Threading through the busyness of Cruz Bay, over the crazy hills and curves the taxis lumber against, the tourists snapping photos off the viewpoints, I finally arrive at Cinnamon Bay, my home for the week. The rest of the crew is out exploring but I will meet them soon. Our humble camp is lovely; I am immediately at home in my cozy cot and airy tent, surrounded by green.  There’s a constant low din from the forests as all manner of small things sing their songs. An idyllic beach is just a few minutes’ walk from my tent, and at night, it’s virtually abandoned. Walking the beach every night, I find bioluminescence plankton washing up in the surf. Little green flakes floating around my feet, glowing on the sand, reflecting the stars.
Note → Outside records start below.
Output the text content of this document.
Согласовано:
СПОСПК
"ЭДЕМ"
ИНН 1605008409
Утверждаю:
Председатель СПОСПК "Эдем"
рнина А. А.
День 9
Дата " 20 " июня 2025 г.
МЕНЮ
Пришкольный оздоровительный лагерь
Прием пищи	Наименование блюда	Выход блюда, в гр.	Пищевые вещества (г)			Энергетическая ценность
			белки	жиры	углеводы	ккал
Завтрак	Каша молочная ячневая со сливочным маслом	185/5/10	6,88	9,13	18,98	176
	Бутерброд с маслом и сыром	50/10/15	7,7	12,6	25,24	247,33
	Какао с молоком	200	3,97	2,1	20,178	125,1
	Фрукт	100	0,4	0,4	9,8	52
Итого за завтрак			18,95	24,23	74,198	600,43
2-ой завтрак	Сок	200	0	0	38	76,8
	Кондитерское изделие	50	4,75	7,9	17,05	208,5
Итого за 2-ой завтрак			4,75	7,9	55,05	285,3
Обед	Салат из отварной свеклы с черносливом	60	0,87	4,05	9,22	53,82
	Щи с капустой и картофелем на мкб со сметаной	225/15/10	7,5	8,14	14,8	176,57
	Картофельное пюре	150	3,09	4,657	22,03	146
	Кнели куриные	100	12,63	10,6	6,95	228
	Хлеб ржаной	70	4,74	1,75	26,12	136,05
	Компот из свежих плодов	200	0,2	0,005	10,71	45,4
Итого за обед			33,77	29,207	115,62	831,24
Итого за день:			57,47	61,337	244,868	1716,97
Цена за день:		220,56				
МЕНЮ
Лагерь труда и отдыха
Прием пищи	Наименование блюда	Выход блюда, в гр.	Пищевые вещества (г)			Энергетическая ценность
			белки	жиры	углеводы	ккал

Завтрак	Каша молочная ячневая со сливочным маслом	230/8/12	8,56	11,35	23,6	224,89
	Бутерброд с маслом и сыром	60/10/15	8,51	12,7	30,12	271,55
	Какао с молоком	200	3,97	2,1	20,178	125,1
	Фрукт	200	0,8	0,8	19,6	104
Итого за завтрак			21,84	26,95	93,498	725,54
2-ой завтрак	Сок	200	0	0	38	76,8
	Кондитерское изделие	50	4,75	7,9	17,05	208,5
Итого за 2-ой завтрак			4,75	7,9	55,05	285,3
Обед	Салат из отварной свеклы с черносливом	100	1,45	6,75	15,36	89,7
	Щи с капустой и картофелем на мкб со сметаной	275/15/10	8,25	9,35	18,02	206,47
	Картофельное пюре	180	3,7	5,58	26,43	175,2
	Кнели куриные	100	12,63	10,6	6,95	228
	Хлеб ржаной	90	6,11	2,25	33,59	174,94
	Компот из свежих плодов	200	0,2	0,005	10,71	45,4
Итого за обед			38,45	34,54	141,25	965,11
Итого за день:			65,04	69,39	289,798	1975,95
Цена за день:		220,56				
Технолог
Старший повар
Using the Grip-Hoist to Move Boulders
There’s an immense satisfaction in hard, physical work – as any gardener or hiker knows. Many of us can’t really see what we do, on a daily basis. Work all day and our accomplishments are visible only by a time-dated trail in the outbox, or discretely updated files. So it does feel like a vacation to spend all morning moving dirt and rocks, and walk back up to the van over newly rehabbed trail – a well-designed rock step, a sturdy waterbar. These improvements will likely outlast us, a quiet legacy. And of course the company is fantastic. Monday I collect fill with Carol. Tuesday Sue, Steph, I work the grip hoist together and haul a dozen monstrous rocks ever closer to our construction site. Wednesday, rocks go airborne and, with our crew leaders’ patient help, send those rocks down tensioned cable to the project site. We are all giddy! Thursday and Friday we set the flying rocks into the permanent home on the trail. It is exhausting, inspiring, and so rewarding to hike back up over our work site each day at noon, stepping on staircase, traversing our check steps, anticipating a well-earned lunch back at camp, and an afternoon of exploring.

Reef Bay Ruins
With my free afternoons I go hiking, snorkeling, and swimming. The hiking is spectacular – while St John is mountainous, many of the trails were once Danish roads so are well-graded and easy to walk. There are ruins to admire and a rich, tragic past to explore, and I find myself wishing I’d brought a history book to learn more about the place. The water is pure indulgence. That brilliant Caribbean blue and cold enough to be refreshing and warm enough to stay in for hours. The abundance of life is striking! I see more fish than I can count and describe, manta rays, urchins, and intricate corals. Hermit crabs are everywhere on the beaches and in the forests, as are friendly brown lizards and white-tailed deer. Trees and flowers cover the landscape – everything from cacti on the southern, drier areas of the island, to lush ferns and flowering brush on the northern end.

The Crew Enjoys Lunch on Honeymoon Beach
We celebrate our last day on the island with a hike from L’esperance to Genti Bay, and back via Reef Bay and the petroglyphs. Last swim in warm waters, last ruins to ponder. Later, looking over the water, sipping my last fancy island cocktail, I’m looking forward to my walk on Cinnamon Bay beach tonight, watching the light wane and the stars appear, the bioluminescence shine, feeling my toes in the warm sand.